Why underestimate viewers by delivering tired cliffhangers?

"Acheron: Part I" starts off with an example of some of these side effects. It's a big action set piece, evoking the famous Raiders of the Lost Ark "Well of Souls" snake scene, but in its own way, it's classic late-stage Walking Dead, in that it's ultimately hollow. It's inside, darkly lit, and hard to follow. Sure, it's interesting to see a bunker full of walkers taking a joint nap (a decade into the zompocalyse means zombies can go into power-saving mode, it appears) but, despite the carnage, the sequence feels tiny and tacked in. It's not altogether random, of course, as the purpose of this mission is to get food to feed the starving remnants of Alexandria and Hilltop, but even starting your final season with everything in desperate shambles -- and major characters actively opting out of dangerous missions because, er, why do anything anymore? -- has a big bummer vibe.

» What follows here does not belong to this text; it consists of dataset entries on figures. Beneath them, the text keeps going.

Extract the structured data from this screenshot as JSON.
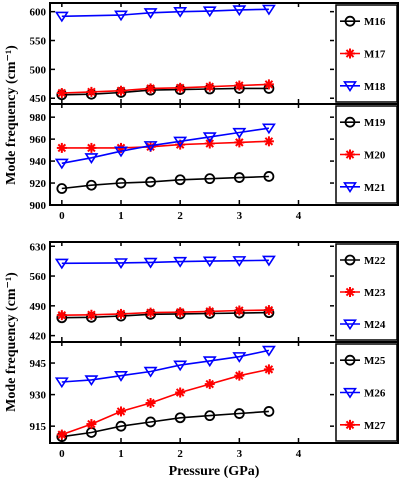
{
  "chart_data": [
    {
      "type": "line",
      "ylabel": "Mode frequency (cm⁻¹)",
      "xlabel": "",
      "xlim": [
        -0.2,
        4.6
      ],
      "x_ticks": [
        0,
        1,
        2,
        3,
        4
      ],
      "grid": false,
      "panels": [
        {
          "ylim": [
            440,
            615
          ],
          "y_ticks": [
            450,
            500,
            550,
            600
          ],
          "legend_position": "right",
          "series": [
            {
              "name": "M16",
              "color": "#000000",
              "marker": "circle",
              "x": [
                0,
                0.5,
                1,
                1.5,
                2,
                2.5,
                3,
                3.5
              ],
              "y": [
                456,
                457,
                460,
                464,
                465,
                466,
                467,
                467
              ]
            },
            {
              "name": "M17",
              "color": "#ff0000",
              "marker": "star",
              "x": [
                0,
                0.5,
                1,
                1.5,
                2,
                2.5,
                3,
                3.5
              ],
              "y": [
                459,
                461,
                463,
                467,
                468,
                470,
                472,
                474
              ]
            },
            {
              "name": "M18",
              "color": "#0000ff",
              "marker": "triangle-down",
              "x": [
                0,
                1,
                1.5,
                2,
                2.5,
                3,
                3.5
              ],
              "y": [
                592,
                594,
                598,
                600,
                601,
                603,
                604
              ]
            }
          ]
        },
        {
          "ylim": [
            900,
            992
          ],
          "y_ticks": [
            900,
            920,
            940,
            960,
            980
          ],
          "legend_position": "right",
          "series": [
            {
              "name": "M19",
              "color": "#000000",
              "marker": "circle",
              "x": [
                0,
                0.5,
                1,
                1.5,
                2,
                2.5,
                3,
                3.5
              ],
              "y": [
                915,
                918,
                920,
                921,
                923,
                924,
                925,
                926
              ]
            },
            {
              "name": "M20",
              "color": "#ff0000",
              "marker": "star",
              "x": [
                0,
                0.5,
                1,
                1.5,
                2,
                2.5,
                3,
                3.5
              ],
              "y": [
                952,
                952,
                952,
                953,
                955,
                956,
                957,
                958
              ]
            },
            {
              "name": "M21",
              "color": "#0000ff",
              "marker": "triangle-down",
              "x": [
                0,
                0.5,
                1,
                1.5,
                2,
                2.5,
                3,
                3.5
              ],
              "y": [
                938,
                943,
                949,
                954,
                958,
                962,
                966,
                970
              ]
            }
          ]
        }
      ]
    },
    {
      "type": "line",
      "ylabel": "Mode frequency (cm⁻¹)",
      "xlabel": "Pressure (GPa)",
      "xlim": [
        -0.2,
        4.6
      ],
      "x_ticks": [
        0,
        1,
        2,
        3,
        4
      ],
      "grid": false,
      "panels": [
        {
          "ylim": [
            405,
            640
          ],
          "y_ticks": [
            420,
            490,
            560,
            630
          ],
          "legend_position": "right",
          "series": [
            {
              "name": "M22",
              "color": "#000000",
              "marker": "circle",
              "x": [
                0,
                0.5,
                1,
                1.5,
                2,
                2.5,
                3,
                3.5
              ],
              "y": [
                462,
                463,
                466,
                470,
                471,
                472,
                473,
                474
              ]
            },
            {
              "name": "M23",
              "color": "#ff0000",
              "marker": "star",
              "x": [
                0,
                0.5,
                1,
                1.5,
                2,
                2.5,
                3,
                3.5
              ],
              "y": [
                468,
                469,
                471,
                474,
                475,
                477,
                479,
                480
              ]
            },
            {
              "name": "M24",
              "color": "#0000ff",
              "marker": "triangle-down",
              "x": [
                0,
                1,
                1.5,
                2,
                2.5,
                3,
                3.5
              ],
              "y": [
                590,
                591,
                592,
                594,
                595,
                596,
                597
              ]
            }
          ]
        },
        {
          "ylim": [
            907,
            955
          ],
          "y_ticks": [
            915,
            930,
            945
          ],
          "legend_position": "right",
          "series": [
            {
              "name": "M25",
              "color": "#000000",
              "marker": "circle",
              "x": [
                0,
                0.5,
                1,
                1.5,
                2,
                2.5,
                3,
                3.5
              ],
              "y": [
                910,
                912,
                915,
                917,
                919,
                920,
                921,
                922
              ]
            },
            {
              "name": "M26",
              "color": "#0000ff",
              "marker": "triangle-down",
              "x": [
                0,
                0.5,
                1,
                1.5,
                2,
                2.5,
                3,
                3.5
              ],
              "y": [
                936,
                937,
                939,
                941,
                944,
                946,
                948,
                951
              ]
            },
            {
              "name": "M27",
              "color": "#ff0000",
              "marker": "star",
              "x": [
                0,
                0.5,
                1,
                1.5,
                2,
                2.5,
                3,
                3.5
              ],
              "y": [
                911,
                916,
                922,
                926,
                931,
                935,
                939,
                942
              ]
            }
          ]
        }
      ]
    }
  ]
}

The B-story here, which is the angle that is actively leading us toward something new, didn't exactly light any fires either. Eugene (Josh McDermitt), Ezekiel (Khary Payton), Princess (Juanita Sanchez), and Yumiko (Eleanor Matsuura) dealt with the Commonwealth's auditors for an exciting round of incessant questioning ("How many bowel movements do you have a day?"). No big or notable moves here. We learned the Commonwealth is hyper anxious, uber secure, and probably abusive and cruel, but we knew that already from season ten's "Splinter." It's a shame that those extra six episodes last season couldn't have positioned the series, story-wise, to have a better premiere. The Commonwealth arc, which is to be the show's final hurrah, is already a trudge. The Negan flashback episode was quite good, but his current drama with Maggie isn't enough nourishment for a show that needs a big kick in the pants for its final act.